Bhanuprakash

Arts Education
2024-2025

Project Period: One year three months

This Foundation Project implemented by IFA will engage eighth-grade students of the Government Higher School, Kadagattur in Madhugiri taluk, Tumakuru district. This 15-month project, Sunna Sonne Vaddi Baddi—a theatre experiment in language arts, addresses the linguistic challenges of the students through three key areas: voice modulations, reading and writing. Bhanuprakash is the Project Coordinator for this foundation project. 

Having 15 years of teaching experience, Bhanuprakash a photographer and a drama teacher graduated from Ninasam. He is also a master resource person at various trainings organised by the Department of State Educational Research and Training (DSERT) in engaging teachers for drama in education. His training at the National School of Drama, Bangalore has opened new ways for him to engage in the field of Theatre-in-Education. Through Makkalavavani's YouTube channel from DSERT, he contributed to shaping state-level online classes for students of rural Karnataka during the pandemic time. After school hours he has directed two plays, Shri Rama Rajyabhisheka and Maanadhana Suyyodhana for Madhugiri Arts Institute. As a photographer, Bhanuprakash has engaged in documentation work for Doordarshan Kalaburagi and ETV Kannada TV channels. Given his experience, he is best placed to be the Project Coordinator of this Foundation Project of IFA. 

Language plays a role in facilitating theatre, and theatre in turn can serve as an educational tool for furthering the understanding of many different linguistic challenges in a classroom. Around the school in Kadagattur, a town that shares the border between Karnataka and Andhra Pradesh, one can see that most of the families are more comfortable speaking Telugu than Kannada. Even if we try to communicate in Kannada, they frame their responses in Telugu. So, their colloquial accents sometimes create misrepresentation of words, like Sonne (zero in Kannada), is shared as Sunna (lime in Kannada), and Baddi (interest in Kannada) as Vaddi (nomadic in Kannada). Therefore, the project aims to find a solution for the dialectal problems that teachers encounter in classrooms. This project is the culmination of two passions for Bhanuprakash: theatre and language.

During the first phase of the project, Bhanuprakash will work on constructing plays and writing skits that include colloquialisms, idiomatic phrases and slang words. Students will be supplied with a copy of the selected text in Kannada and Telugu, to be studied in the classroom before the performance of the play. Performances will be undertaken by the resource persons from the pool of native-speaking actors, singers and language experts. These performances will serve as a learning resource for students who are experiencing language problems; and will encourage curiosity and the natural learning abilities of students.

In the second phase of the project, Bhanuprakash will undertake readings of plays Panjara Shale, Kindari Jogi, Nanna Gopala, Ajji Kathe etc. with appropriate voice modulations.  Later the student will be asked to recreate this. In this process, the reading of known Telugu scripts will also take place. These processes allow children to experience the richness of both languages.

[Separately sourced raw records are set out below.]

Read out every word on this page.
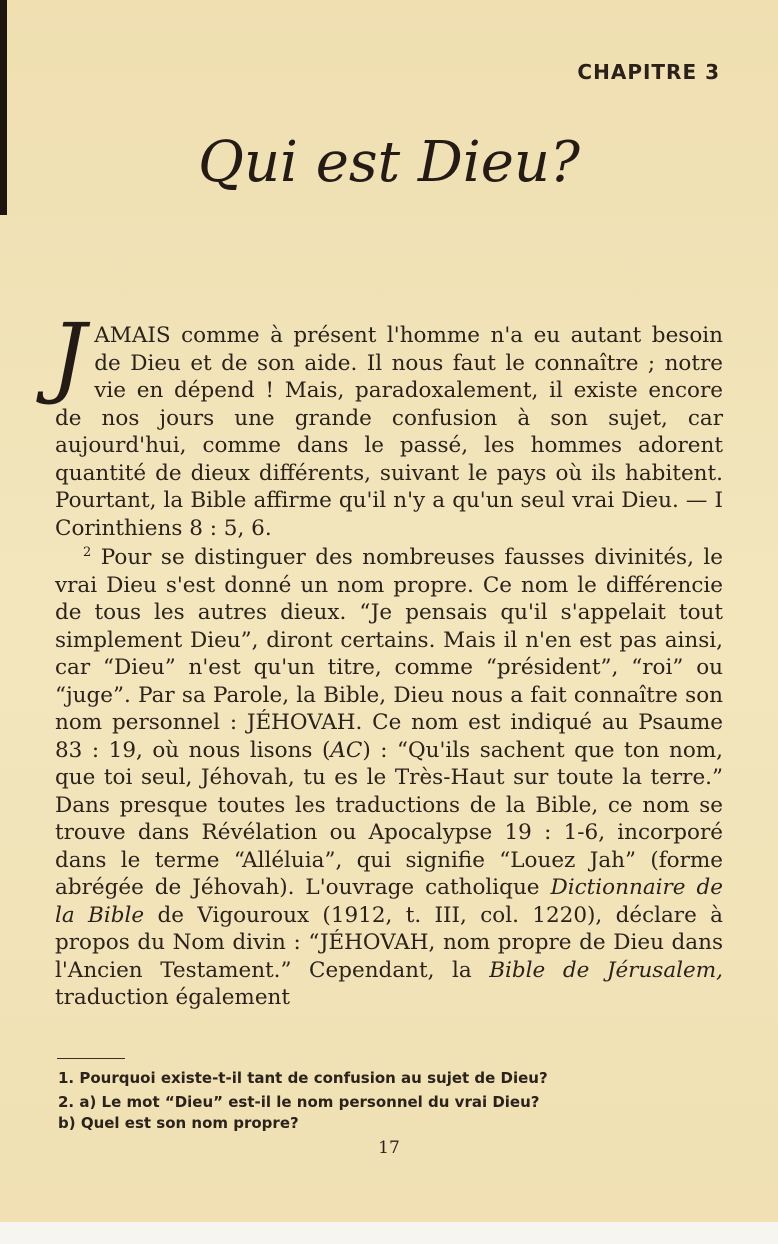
CHAPITRE 3
Qui est Dieu?

JAMAIS comme à présent l'homme n'a eu autant besoin de Dieu et de son aide. Il nous faut le connaître ; notre vie en dépend ! Mais, paradoxalement, il existe encore de nos jours une grande confusion à son sujet, car aujourd'hui, comme dans le passé, les hommes adorent quantité de dieux différents, suivant le pays où ils habitent. Pourtant, la Bible affirme qu'il n'y a qu'un seul vrai Dieu. — I Corinthiens 8 : 5, 6.

$^2$ Pour se distinguer des nombreuses fausses divinités, le vrai Dieu s'est donné un nom propre. Ce nom le différencie de tous les autres dieux. “Je pensais qu'il s'appelait tout simplement Dieu”, diront certains. Mais il n'en est pas ainsi, car “Dieu” n'est qu'un titre, comme “président”, “roi” ou “juge”. Par sa Parole, la Bible, Dieu nous a fait connaître son nom personnel : JÉHOVAH. Ce nom est indiqué au Psaume 83 : 19, où nous lisons (AC) : “Qu'ils sachent que ton nom, que toi seul, Jéhovah, tu es le Très-Haut sur toute la terre.” Dans presque toutes les traductions de la Bible, ce nom se trouve dans Révélation ou Apocalypse 19 : 1-6, incorporé dans le terme “Alléluia”, qui signifie “Louez Jah” (forme abrégée de Jéhovah). L'ouvrage catholique Dictionnaire de la Bible de Vigouroux (1912, t. III, col. 1220), déclare à propos du Nom divin : “JÉHOVAH, nom propre de Dieu dans l'Ancien Testament.” Cependant, la Bible de Jérusalem, traduction également

1. Pourquoi existe-t-il tant de confusion au sujet de Dieu?

2. a) Le mot “Dieu” est-il le nom personnel du vrai Dieu?

b) Quel est son nom propre?

17
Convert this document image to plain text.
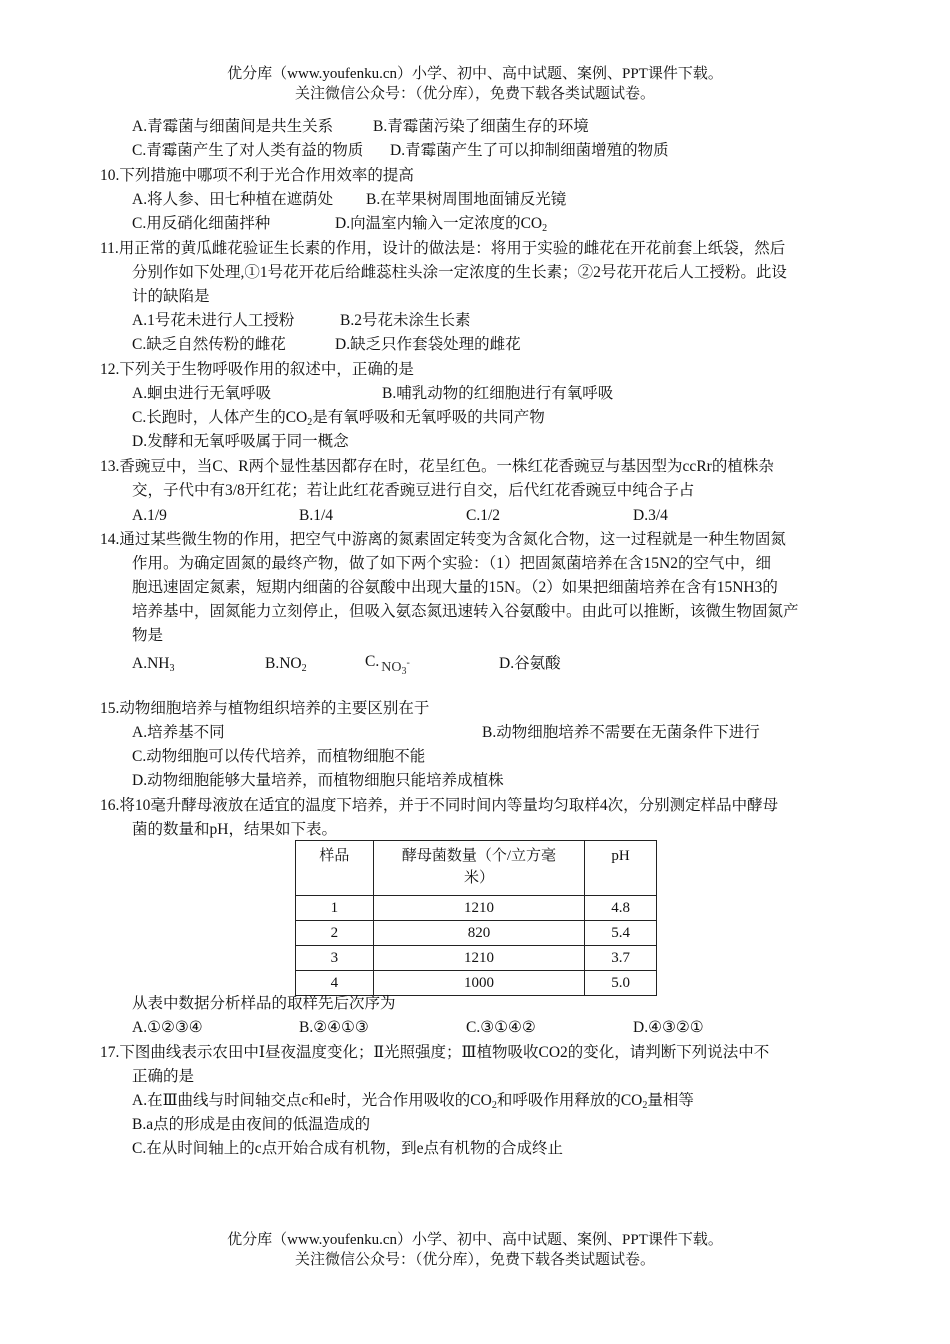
优分库（www.youfenku.cn）小学、初中、高中试题、案例、PPT课件下载。
关注微信公众号：（优分库），免费下载各类试题试卷。
A.青霉菌与细菌间是共生关系	B.青霉菌污染了细菌生存的环境
C.青霉菌产生了对人类有益的物质 D.青霉菌产生了可以抑制细菌增殖的物质
10.下列措施中哪项不利于光合作用效率的提高
A.将人参、田七种植在遮荫处 B.在苹果树周围地面铺反光镜
C.用反硝化细菌拌种	D.向温室内输入一定浓度的$CO_2$
11.用正常的黄瓜雌花验证生长素的作用，设计的做法是：将用于实验的雌花在开花前套上纸袋，然后
分别作如下处理,①1号花开花后给雌蕊柱头涂一定浓度的生长素；②2号花开花后人工授粉。此设
计的缺陷是
A.1号花未进行人工授粉	B.2号花未涂生长素
C.缺乏自然传粉的雌花	D.缺乏只作套袋处理的雌花
12.下列关于生物呼吸作用的叙述中，正确的是
A.蛔虫进行无氧呼吸	B.哺乳动物的红细胞进行有氧呼吸
C.长跑时，人体产生的$CO_2$是有氧呼吸和无氧呼吸的共同产物
D.发酵和无氧呼吸属于同一概念
13.香豌豆中，当C、R两个显性基因都存在时，花呈红色。一株红花香豌豆与基因型为ccRr的植株杂
交，子代中有3/8开红花；若让此红花香豌豆进行自交，后代红花香豌豆中纯合子占
A.1/9	B.1/4	C.1/2	D.3/4
14.通过某些微生物的作用，把空气中游离的氮素固定转变为含氮化合物，这一过程就是一种生物固氮
作用。为确定固氮的最终产物，做了如下两个实验：（1）把固氮菌培养在含15N2的空气中，细
胞迅速固定氮素，短期内细菌的谷氨酸中出现大量的15N。（2）如果把细菌培养在含有15NH3的
培养基中，固氮能力立刻停止，但吸入氨态氮迅速转入谷氨酸中。由此可以推断，该微生物固氮产
物是
$A.NH_3$	$B.NO_2$	C. $NO_3^-$	D.谷氨酸
15.动物细胞培养与植物组织培养的主要区别在于
A.培养基不同	B.动物细胞培养不需要在无菌条件下进行
C.动物细胞可以传代培养，而植物细胞不能
D.动物细胞能够大量培养，而植物细胞只能培养成植株
16.将10毫升酵母液放在适宜的温度下培养，并于不同时间内等量均匀取样4次，分别测定样品中酵母
菌的数量和pH，结果如下表。
样品	酵母菌数量（个/立方毫
米）	pH
1	1210	4.8
2	820	5.4
3	1210	3.7
4	1000	5.0
从表中数据分析样品的取样先后次序为
A.①②③④	B.②④①③	C.③①④②	D.④③②①
17.下图曲线表示农田中Ⅰ昼夜温度变化；Ⅱ光照强度；Ⅲ植物吸收CO2的变化，请判断下列说法中不
正确的是
A.在Ⅲ曲线与时间轴交点c和e时，光合作用吸收的$CO_2$和呼吸作用释放的$CO_2$量相等
B.a点的形成是由夜间的低温造成的
C.在从时间轴上的c点开始合成有机物，到e点有机物的合成终止
优分库（www.youfenku.cn）小学、初中、高中试题、案例、PPT课件下载。
关注微信公众号：（优分库），免费下载各类试题试卷。
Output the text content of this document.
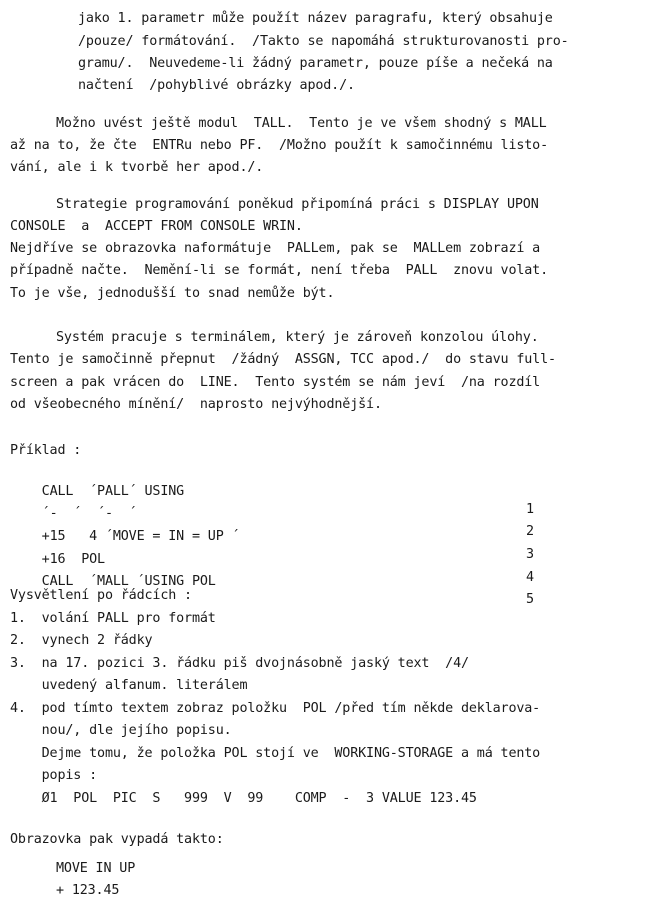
jako 1. parametr může použít název paragrafu, který obsahuje
/pouze/ formátování.  /Takto se napomáhá strukturovanosti pro-
gramu/.  Neuvedeme-li žádný parametr, pouze píše a nečeká na
načtení  /pohyblivé obrázky apod./.
Možno uvést ještě modul  TALL.  Tento je ve všem shodný s MALL
až na to, že čte  ENTRu nebo PF.  /Možno použít k samočinnému listo-
vání, ale i k tvorbě her apod./.
Strategie programování poněkud připomíná práci s DISPLAY UPON
CONSOLE  a  ACCEPT FROM CONSOLE WRIN.
Nejdříve se obrazovka naformátuje  PALLem, pak se  MALLem zobrazí a
případně načte.  Nemění-li se formát, není třeba  PALL  znovu volat.
To je vše, jednodušší to snad nemůže být.
Systém pracuje s terminálem, který je zároveň konzolou úlohy.
Tento je samočinně přepnut  /žádný  ASSGN, TCC apod./  do stavu full-
screen a pak vrácen do  LINE.  Tento systém se nám jeví  /na rozdíl
od všeobecného mínění/  naprosto nejvýhodnější.
Příklad :

CALL  ´PALL´ USING

1

´-  ´  ´-  ´

2

+15   4 ´MOVE = IN = UP ´

3

+16  POL

4

CALL  ´MALL ´USING POL

5

Vysvětlení po řádcích :
1.  volání PALL pro formát
2.  vynech 2 řádky
3.  na 17. pozici 3. řádku piš dvojnásobně jaský text  /4/
uvedený alfanum. literálem
4.  pod tímto textem zobraz položku  POL /před tím někde deklarova-
nou/, dle jejího popisu.
Dejme tomu, že položka POL stojí ve  WORKING-STORAGE a má tento
popis :
Ø1  POL  PIC  S   999  V  99    COMP  -  3 VALUE 123.45
Obrazovka pak vypadá takto:
MOVE IN UP
+ 123.45
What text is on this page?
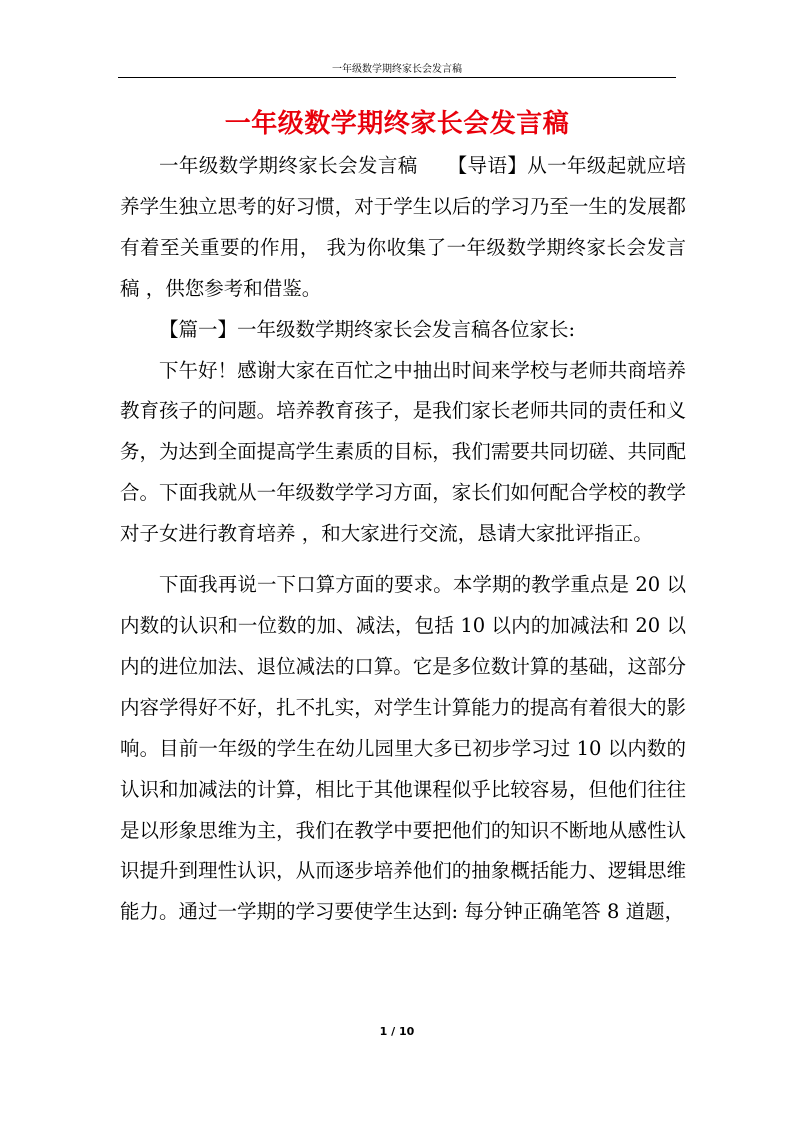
一年级数学期终家长会发言稿
一年级数学期终家长会发言稿

一年级数学期终家长会发言稿　　【导语】从一年级起就应培养学生独立思考的好习惯，对于学生以后的学习乃至一生的发展都有着至关重要的作用， 我为你收集了一年级数学期终家长会发言稿 ，供您参考和借鉴。

【篇一】一年级数学期终家长会发言稿各位家长:

下午好！感谢大家在百忙之中抽出时间来学校与老师共商培养教育孩子的问题。培养教育孩子，是我们家长老师共同的责任和义务，为达到全面提高学生素质的目标，我们需要共同切磋、共同配合。下面我就从一年级数学学习方面，家长们如何配合学校的教学对子女进行教育培养 ，和大家进行交流，恳请大家批评指正。

下面我再说一下口算方面的要求。本学期的教学重点是 20 以内数的认识和一位数的加、减法，包括 10 以内的加减法和 20 以内的进位加法、退位减法的口算。它是多位数计算的基础，这部分内容学得好不好，扎不扎实，对学生计算能力的提高有着很大的影响。目前一年级的学生在幼儿园里大多已初步学习过 10 以内数的认识和加减法的计算，相比于其他课程似乎比较容易，但他们往往是以形象思维为主，我们在教学中要把他们的知识不断地从感性认识提升到理性认识，从而逐步培养他们的抽象概括能力、逻辑思维能力。通过一学期的学习要使学生达到: 每分钟正确笔答 8 道题，

1 / 10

Bhanuprakash believes this project provides an opportunity for students to enhance their creativity and embark on a journey of personal growth through collaborative engagement in a shared way. This collective effort will result in significant improvements in communication abilities among them. This project offers a natural and practical option to the educational development of students through the use of theatre techniques.

Being a drama teacher, Bhanuprakash aims to incorporate traditional theatre warm-up techniques, preparing students both vocally and physically before engaging in spoken activities. These exercises will foster group cohesion and forge bonds of solidarity and friendship among them.

The outcome of the project will be a series of performances in the school. Bhanuprakash is the Project Coordinator for this project. The Project Coordinator’s deliverables to IFA with the final report will be photographs and the video documentation of the entire project.

This project suitably addresses the framework of IFA’s Arts Education programme in the manner in which it attempts to connect students and schools to the cultural knowledge of the local communities they live in. 

IFA will ensure that the implementation of this project happens promptly and funds expended are accounted for. IFA will also review the progress of the project at midterm and document it through an Implementation Memorandum. After the project is finished and all deliverables are submitted, IFA will put together a Final Evaluation to share with Trustees.